# Contact person at Durban Sands



## dchapman3668 (Nov 3, 2010)

What is the email address of the person at Durban Sands that I contact about paying my 2011 maintenance fee?

Thanks.

Doug


----------



## MuranoJo (Nov 5, 2010)

Try this email:  angeliqueh@firstresorts.co.za
She's the most recent contact with whom I dealt.


----------



## dchapman3668 (Nov 6, 2010)

Thanks!

That is the email address I sent a message to a week ago.  So far, no reply.

Doug


----------



## MuranoJo (Nov 11, 2010)

Doug,

I'm wondering if they're just not getting your emails? Can you try to send from another email address, such as your work email?  I have msn, and many times my messages just don't go through--can't figure that one out.

However, emails from work go right through.


----------



## dchapman3668 (Nov 15, 2010)

*Durban Sands contact*

Thanks.

I sent an email via my work account and still no reply.

Has anyone heard from Durban Sands via email lately?

Thanks.  Doug


----------



## TimeShareMaven (Nov 17, 2010)

*Durban Contact*

Try Logie Moorgas at

logiem@firstresorts.co.za

I recently got a bill for maintenance for almost 3000 Rand for 2011, 1 Bedroom.

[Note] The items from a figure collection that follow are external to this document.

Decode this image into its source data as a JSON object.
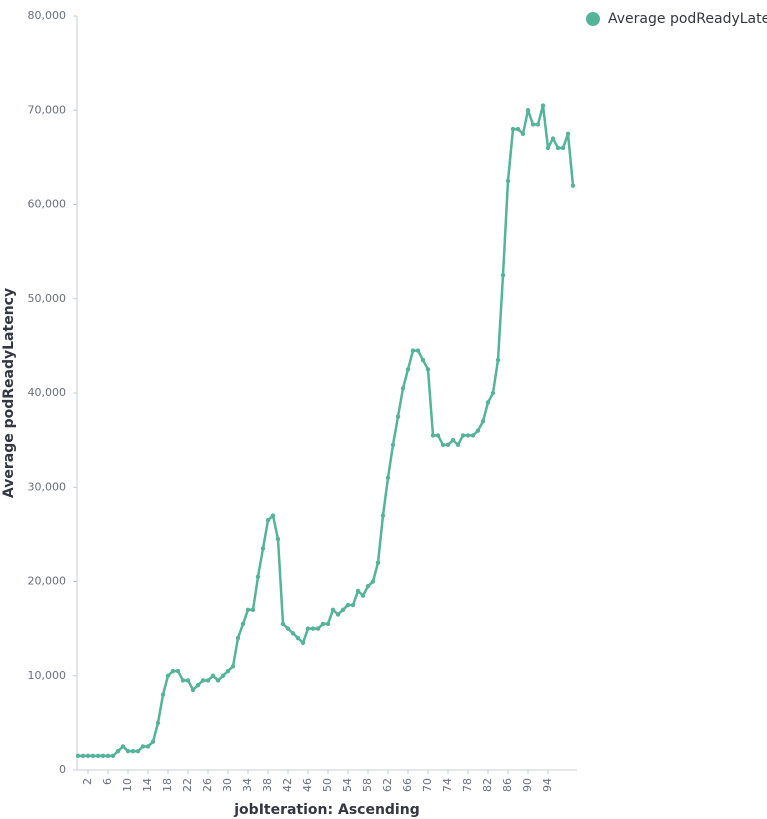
{
  "chart_data": {
    "type": "line",
    "x_label": "jobIteration: Ascending",
    "y_label": "Average podReadyLatency",
    "x": [
      0,
      1,
      2,
      3,
      4,
      5,
      6,
      7,
      8,
      9,
      10,
      11,
      12,
      13,
      14,
      15,
      16,
      17,
      18,
      19,
      20,
      21,
      22,
      23,
      24,
      25,
      26,
      27,
      28,
      29,
      30,
      31,
      32,
      33,
      34,
      35,
      36,
      37,
      38,
      39,
      40,
      41,
      42,
      43,
      44,
      45,
      46,
      47,
      48,
      49,
      50,
      51,
      52,
      53,
      54,
      55,
      56,
      57,
      58,
      59,
      60,
      61,
      62,
      63,
      64,
      65,
      66,
      67,
      68,
      69,
      70,
      71,
      72,
      73,
      74,
      75,
      76,
      77,
      78,
      79,
      80,
      81,
      82,
      83,
      84,
      85,
      86,
      87,
      88,
      89,
      90,
      91,
      92,
      93,
      94,
      95,
      96,
      97,
      98,
      99
    ],
    "series": [
      {
        "name": "Average podReadyLatency",
        "color": "#54b399",
        "values": [
          1500,
          1500,
          1500,
          1500,
          1500,
          1500,
          1500,
          1500,
          2000,
          2500,
          2000,
          2000,
          2000,
          2500,
          2500,
          3000,
          5000,
          8000,
          10000,
          10500,
          10500,
          9500,
          9500,
          8500,
          9000,
          9500,
          9500,
          10000,
          9500,
          10000,
          10500,
          11000,
          14000,
          15500,
          17000,
          17000,
          20500,
          23500,
          26500,
          27000,
          24500,
          15500,
          15000,
          14500,
          14000,
          13500,
          15000,
          15000,
          15000,
          15500,
          15500,
          17000,
          16500,
          17000,
          17500,
          17500,
          19000,
          18500,
          19500,
          20000,
          22000,
          27000,
          31000,
          34500,
          37500,
          40500,
          42500,
          44500,
          44500,
          43500,
          42500,
          35500,
          35500,
          34500,
          34500,
          35000,
          34500,
          35500,
          35500,
          35500,
          36000,
          37000,
          39000,
          40000,
          43500,
          52500,
          62500,
          68000,
          68000,
          67500,
          70000,
          68500,
          68500,
          70500,
          66000,
          67000,
          66000,
          66000,
          67500,
          62000
        ]
      }
    ],
    "xlim": [
      0,
      99
    ],
    "xticks": [
      2,
      6,
      10,
      14,
      18,
      22,
      26,
      30,
      34,
      38,
      42,
      46,
      50,
      54,
      58,
      62,
      66,
      70,
      74,
      78,
      82,
      86,
      90,
      94
    ],
    "ylim": [
      0,
      80000
    ],
    "yticks": [
      0,
      {
        "value": 10000,
        "label": "10,000"
      },
      {
        "value": 20000,
        "label": "20,000"
      },
      {
        "value": 30000,
        "label": "30,000"
      },
      {
        "value": 40000,
        "label": "40,000"
      },
      {
        "value": 50000,
        "label": "50,000"
      },
      {
        "value": 60000,
        "label": "60,000"
      },
      {
        "value": 70000,
        "label": "70,000"
      },
      {
        "value": 80000,
        "label": "80,000"
      }
    ],
    "grid": false,
    "legend": "top-right"
  }
}
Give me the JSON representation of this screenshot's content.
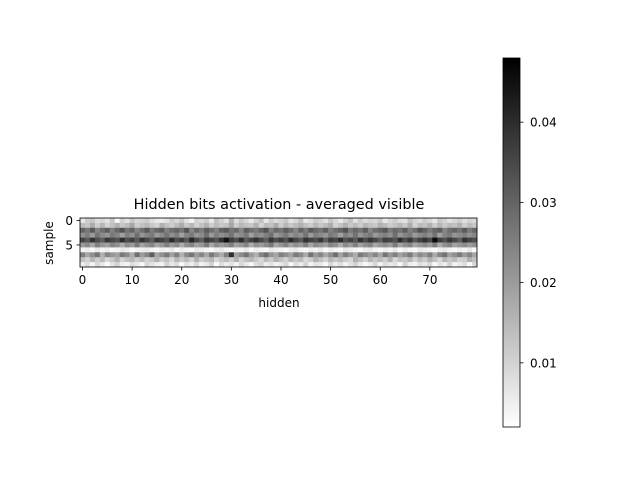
{
  "chart_data": {
    "type": "heatmap",
    "title": "Hidden bits activation - averaged visible",
    "xlabel": "hidden",
    "ylabel": "sample",
    "n_cols": 80,
    "n_rows": 10,
    "xticks": [
      0,
      10,
      20,
      30,
      40,
      50,
      60,
      70
    ],
    "yticks": [
      0,
      5
    ],
    "colormap": "gray_r",
    "value_range": [
      0.002,
      0.048
    ],
    "colorbar_ticks": [
      0.01,
      0.02,
      0.03,
      0.04
    ],
    "colorbar_tick_labels": [
      "0.01",
      "0.02",
      "0.03",
      "0.04"
    ],
    "rows": [
      [
        0.006,
        0.011,
        0.012,
        0.008,
        0.009,
        0.007,
        0.012,
        0.003,
        0.01,
        0.007,
        0.012,
        0.009,
        0.01,
        0.011,
        0.008,
        0.006,
        0.005,
        0.007,
        0.011,
        0.009,
        0.012,
        0.007,
        0.004,
        0.01,
        0.009,
        0.011,
        0.006,
        0.013,
        0.01,
        0.007,
        0.016,
        0.008,
        0.012,
        0.009,
        0.006,
        0.01,
        0.013,
        0.006,
        0.011,
        0.008,
        0.01,
        0.012,
        0.007,
        0.009,
        0.013,
        0.006,
        0.008,
        0.011,
        0.01,
        0.007,
        0.012,
        0.009,
        0.006,
        0.01,
        0.013,
        0.007,
        0.011,
        0.008,
        0.01,
        0.009,
        0.012,
        0.006,
        0.009,
        0.011,
        0.008,
        0.007,
        0.013,
        0.01,
        0.008,
        0.011,
        0.009,
        0.006,
        0.012,
        0.01,
        0.007,
        0.009,
        0.011,
        0.008,
        0.01,
        0.009
      ],
      [
        0.014,
        0.012,
        0.017,
        0.011,
        0.015,
        0.01,
        0.013,
        0.016,
        0.012,
        0.014,
        0.018,
        0.011,
        0.013,
        0.015,
        0.012,
        0.01,
        0.016,
        0.013,
        0.011,
        0.014,
        0.017,
        0.012,
        0.015,
        0.01,
        0.013,
        0.016,
        0.011,
        0.014,
        0.012,
        0.013,
        0.018,
        0.011,
        0.015,
        0.013,
        0.012,
        0.016,
        0.01,
        0.014,
        0.013,
        0.017,
        0.011,
        0.015,
        0.012,
        0.014,
        0.016,
        0.013,
        0.011,
        0.015,
        0.012,
        0.014,
        0.017,
        0.01,
        0.013,
        0.016,
        0.012,
        0.014,
        0.011,
        0.015,
        0.013,
        0.012,
        0.016,
        0.014,
        0.011,
        0.013,
        0.015,
        0.012,
        0.017,
        0.01,
        0.014,
        0.013,
        0.016,
        0.011,
        0.015,
        0.012,
        0.014,
        0.013,
        0.016,
        0.011,
        0.014,
        0.012
      ],
      [
        0.03,
        0.026,
        0.032,
        0.024,
        0.028,
        0.031,
        0.025,
        0.029,
        0.033,
        0.027,
        0.03,
        0.024,
        0.028,
        0.032,
        0.026,
        0.029,
        0.031,
        0.025,
        0.028,
        0.03,
        0.027,
        0.033,
        0.024,
        0.029,
        0.026,
        0.031,
        0.028,
        0.025,
        0.03,
        0.032,
        0.027,
        0.029,
        0.024,
        0.031,
        0.028,
        0.026,
        0.03,
        0.033,
        0.025,
        0.029,
        0.027,
        0.031,
        0.028,
        0.024,
        0.03,
        0.026,
        0.032,
        0.029,
        0.027,
        0.031,
        0.025,
        0.028,
        0.03,
        0.033,
        0.026,
        0.029,
        0.027,
        0.031,
        0.024,
        0.028,
        0.03,
        0.032,
        0.026,
        0.029,
        0.027,
        0.031,
        0.025,
        0.028,
        0.033,
        0.03,
        0.026,
        0.029,
        0.031,
        0.024,
        0.028,
        0.03,
        0.027,
        0.032,
        0.026,
        0.029
      ],
      [
        0.022,
        0.025,
        0.02,
        0.027,
        0.023,
        0.021,
        0.026,
        0.024,
        0.019,
        0.025,
        0.022,
        0.028,
        0.021,
        0.024,
        0.026,
        0.02,
        0.023,
        0.027,
        0.022,
        0.025,
        0.019,
        0.024,
        0.026,
        0.021,
        0.023,
        0.028,
        0.02,
        0.025,
        0.022,
        0.024,
        0.027,
        0.021,
        0.023,
        0.026,
        0.019,
        0.024,
        0.022,
        0.025,
        0.028,
        0.02,
        0.023,
        0.026,
        0.021,
        0.024,
        0.022,
        0.027,
        0.02,
        0.025,
        0.023,
        0.021,
        0.026,
        0.024,
        0.019,
        0.025,
        0.022,
        0.027,
        0.021,
        0.024,
        0.026,
        0.02,
        0.023,
        0.025,
        0.022,
        0.028,
        0.021,
        0.024,
        0.026,
        0.02,
        0.023,
        0.025,
        0.022,
        0.027,
        0.019,
        0.024,
        0.026,
        0.021,
        0.023,
        0.025,
        0.022,
        0.024
      ],
      [
        0.036,
        0.032,
        0.039,
        0.034,
        0.031,
        0.038,
        0.035,
        0.033,
        0.04,
        0.034,
        0.037,
        0.032,
        0.039,
        0.035,
        0.031,
        0.038,
        0.036,
        0.033,
        0.04,
        0.034,
        0.037,
        0.032,
        0.041,
        0.035,
        0.031,
        0.038,
        0.036,
        0.033,
        0.039,
        0.045,
        0.037,
        0.034,
        0.04,
        0.032,
        0.036,
        0.039,
        0.035,
        0.031,
        0.038,
        0.034,
        0.037,
        0.033,
        0.04,
        0.035,
        0.032,
        0.039,
        0.036,
        0.034,
        0.038,
        0.031,
        0.037,
        0.035,
        0.04,
        0.033,
        0.036,
        0.032,
        0.039,
        0.034,
        0.038,
        0.035,
        0.031,
        0.037,
        0.036,
        0.033,
        0.04,
        0.034,
        0.038,
        0.032,
        0.036,
        0.039,
        0.035,
        0.046,
        0.037,
        0.033,
        0.038,
        0.035,
        0.031,
        0.039,
        0.036,
        0.034
      ],
      [
        0.02,
        0.023,
        0.018,
        0.025,
        0.021,
        0.019,
        0.024,
        0.022,
        0.017,
        0.023,
        0.02,
        0.026,
        0.019,
        0.022,
        0.024,
        0.018,
        0.021,
        0.025,
        0.02,
        0.023,
        0.017,
        0.022,
        0.024,
        0.019,
        0.021,
        0.026,
        0.018,
        0.023,
        0.02,
        0.022,
        0.025,
        0.019,
        0.021,
        0.024,
        0.017,
        0.022,
        0.02,
        0.023,
        0.026,
        0.018,
        0.021,
        0.024,
        0.019,
        0.022,
        0.02,
        0.025,
        0.018,
        0.023,
        0.021,
        0.019,
        0.024,
        0.022,
        0.017,
        0.023,
        0.02,
        0.025,
        0.019,
        0.022,
        0.024,
        0.018,
        0.021,
        0.023,
        0.02,
        0.026,
        0.019,
        0.022,
        0.024,
        0.018,
        0.021,
        0.023,
        0.02,
        0.025,
        0.017,
        0.022,
        0.024,
        0.019,
        0.021,
        0.023,
        0.02,
        0.022
      ],
      [
        0.004,
        0.005,
        0.003,
        0.006,
        0.004,
        0.005,
        0.003,
        0.004,
        0.006,
        0.005,
        0.003,
        0.004,
        0.005,
        0.006,
        0.004,
        0.003,
        0.005,
        0.004,
        0.006,
        0.003,
        0.005,
        0.004,
        0.003,
        0.006,
        0.005,
        0.004,
        0.003,
        0.005,
        0.006,
        0.004,
        0.003,
        0.005,
        0.004,
        0.006,
        0.003,
        0.005,
        0.004,
        0.003,
        0.006,
        0.005,
        0.004,
        0.003,
        0.005,
        0.006,
        0.004,
        0.003,
        0.005,
        0.004,
        0.006,
        0.003,
        0.005,
        0.004,
        0.003,
        0.006,
        0.005,
        0.004,
        0.003,
        0.005,
        0.006,
        0.004,
        0.003,
        0.005,
        0.004,
        0.006,
        0.003,
        0.005,
        0.004,
        0.003,
        0.006,
        0.005,
        0.004,
        0.003,
        0.005,
        0.006,
        0.004,
        0.003,
        0.005,
        0.004,
        0.006,
        0.003
      ],
      [
        0.025,
        0.018,
        0.022,
        0.027,
        0.016,
        0.024,
        0.021,
        0.019,
        0.026,
        0.023,
        0.017,
        0.028,
        0.02,
        0.024,
        0.031,
        0.018,
        0.022,
        0.026,
        0.019,
        0.025,
        0.016,
        0.023,
        0.027,
        0.02,
        0.024,
        0.018,
        0.026,
        0.021,
        0.017,
        0.025,
        0.04,
        0.019,
        0.023,
        0.027,
        0.02,
        0.016,
        0.024,
        0.028,
        0.021,
        0.018,
        0.025,
        0.022,
        0.019,
        0.026,
        0.023,
        0.017,
        0.027,
        0.02,
        0.024,
        0.018,
        0.022,
        0.028,
        0.019,
        0.025,
        0.021,
        0.017,
        0.026,
        0.023,
        0.02,
        0.024,
        0.018,
        0.027,
        0.021,
        0.025,
        0.019,
        0.022,
        0.026,
        0.018,
        0.023,
        0.02,
        0.025,
        0.017,
        0.024,
        0.027,
        0.019,
        0.022,
        0.026,
        0.02,
        0.024,
        0.018
      ],
      [
        0.013,
        0.01,
        0.015,
        0.011,
        0.014,
        0.009,
        0.012,
        0.016,
        0.01,
        0.013,
        0.015,
        0.011,
        0.014,
        0.01,
        0.012,
        0.016,
        0.011,
        0.013,
        0.009,
        0.015,
        0.012,
        0.014,
        0.01,
        0.016,
        0.011,
        0.013,
        0.015,
        0.009,
        0.012,
        0.014,
        0.011,
        0.016,
        0.01,
        0.013,
        0.015,
        0.012,
        0.009,
        0.014,
        0.011,
        0.016,
        0.013,
        0.01,
        0.015,
        0.012,
        0.014,
        0.009,
        0.011,
        0.016,
        0.013,
        0.01,
        0.015,
        0.012,
        0.014,
        0.011,
        0.009,
        0.016,
        0.013,
        0.01,
        0.015,
        0.012,
        0.014,
        0.011,
        0.016,
        0.009,
        0.013,
        0.012,
        0.015,
        0.01,
        0.014,
        0.011,
        0.016,
        0.013,
        0.009,
        0.015,
        0.012,
        0.014,
        0.01,
        0.011,
        0.016,
        0.013
      ],
      [
        0.005,
        0.008,
        0.004,
        0.009,
        0.006,
        0.003,
        0.007,
        0.01,
        0.005,
        0.004,
        0.008,
        0.006,
        0.003,
        0.009,
        0.007,
        0.005,
        0.004,
        0.01,
        0.006,
        0.008,
        0.003,
        0.007,
        0.005,
        0.009,
        0.004,
        0.006,
        0.01,
        0.003,
        0.008,
        0.005,
        0.007,
        0.004,
        0.009,
        0.006,
        0.003,
        0.008,
        0.01,
        0.005,
        0.007,
        0.004,
        0.006,
        0.009,
        0.003,
        0.008,
        0.005,
        0.01,
        0.004,
        0.007,
        0.006,
        0.003,
        0.009,
        0.005,
        0.008,
        0.004,
        0.007,
        0.01,
        0.006,
        0.003,
        0.005,
        0.009,
        0.004,
        0.008,
        0.006,
        0.007,
        0.003,
        0.01,
        0.005,
        0.004,
        0.008,
        0.006,
        0.009,
        0.003,
        0.007,
        0.005,
        0.01,
        0.004,
        0.006,
        0.008,
        0.003,
        0.009
      ]
    ]
  }
}
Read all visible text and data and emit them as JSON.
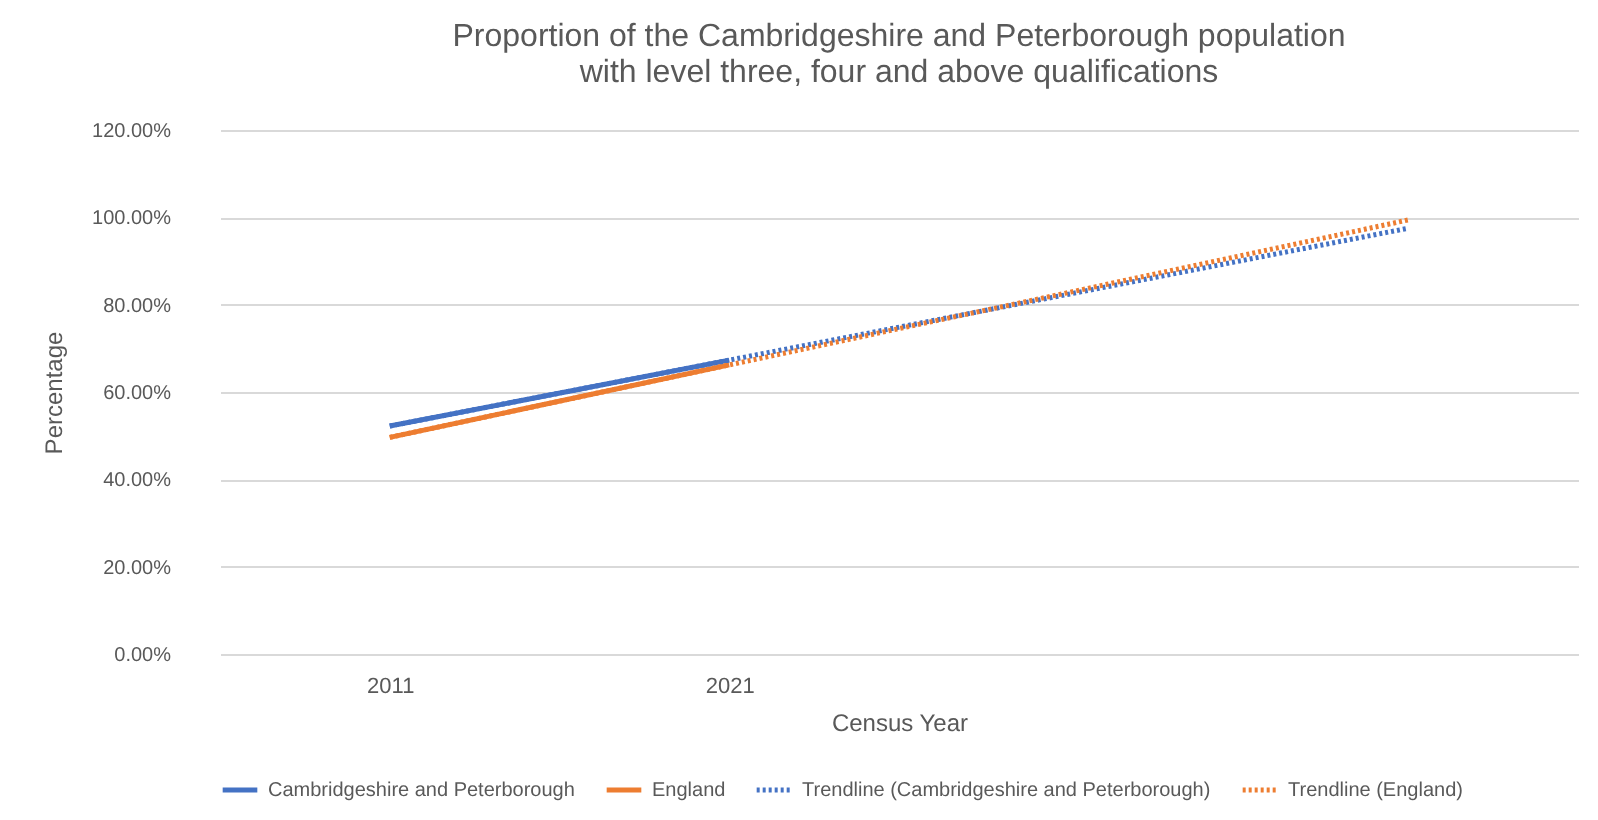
{
  "chart_data": {
    "type": "line",
    "title": [
      "Proportion of the Cambridgeshire and Peterborough population",
      "with level three, four and above qualifications"
    ],
    "xlabel": "Census Year",
    "ylabel": "Percentage",
    "categories": [
      "2011",
      "2021",
      null,
      null
    ],
    "series": [
      {
        "name": "Cambridgeshire and Peterborough",
        "color": "#4472c4",
        "values": [
          52.2,
          67.3,
          null,
          null
        ],
        "line_style": "solid"
      },
      {
        "name": "England",
        "color": "#ed7d31",
        "values": [
          49.6,
          66.2,
          null,
          null
        ],
        "line_style": "solid"
      },
      {
        "name": "Trendline (Cambridgeshire and Peterborough)",
        "type": "line",
        "color": "#4472c4",
        "values": [
          52.2,
          67.3,
          82.4,
          97.5
        ],
        "line_style": "dotted"
      },
      {
        "name": "Trendline (England)",
        "type": "line",
        "color": "#ed7d31",
        "values": [
          49.6,
          66.2,
          82.8,
          99.4
        ],
        "line_style": "dotted"
      }
    ],
    "ylim": [
      0,
      120
    ],
    "yticks": [
      {
        "value": 0,
        "label": "0.00%"
      },
      {
        "value": 20,
        "label": "20.00%"
      },
      {
        "value": 40,
        "label": "40.00%"
      },
      {
        "value": 60,
        "label": "60.00%"
      },
      {
        "value": 80,
        "label": "80.00%"
      },
      {
        "value": 100,
        "label": "100.00%"
      },
      {
        "value": 120,
        "label": "120.00%"
      }
    ],
    "grid": "y",
    "legend": "bottom",
    "marker": "none"
  }
}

Does anyone know what's going on at Durban Sands, or how we can band together to do something about the maintenance fee escalation?


----------



## martyap (Nov 20, 2010)

TimeShareMaven said:


> Try Logie Moorgas at
> 
> logiem@firstresorts.co.za
> 
> ...



My 2011 1BR levy came in at  R3498. Walking away is certainly an option.


----------



## westrougers (Nov 23, 2010)

I have same issue. DS wants 4100 Rand for each of my 2BRs vs 2500 last year. Also no explanation as to why the huge increase. Not too likely that I will be paying this exhorbitant amount for which now is a poor trader. I have owned these units for about 7 years and have received wonderful exchanges including Manhattan Club and Lawrence Welk in San Diego. 

I will ask for explanation but regardless, I can no longer afford these units.

WR


----------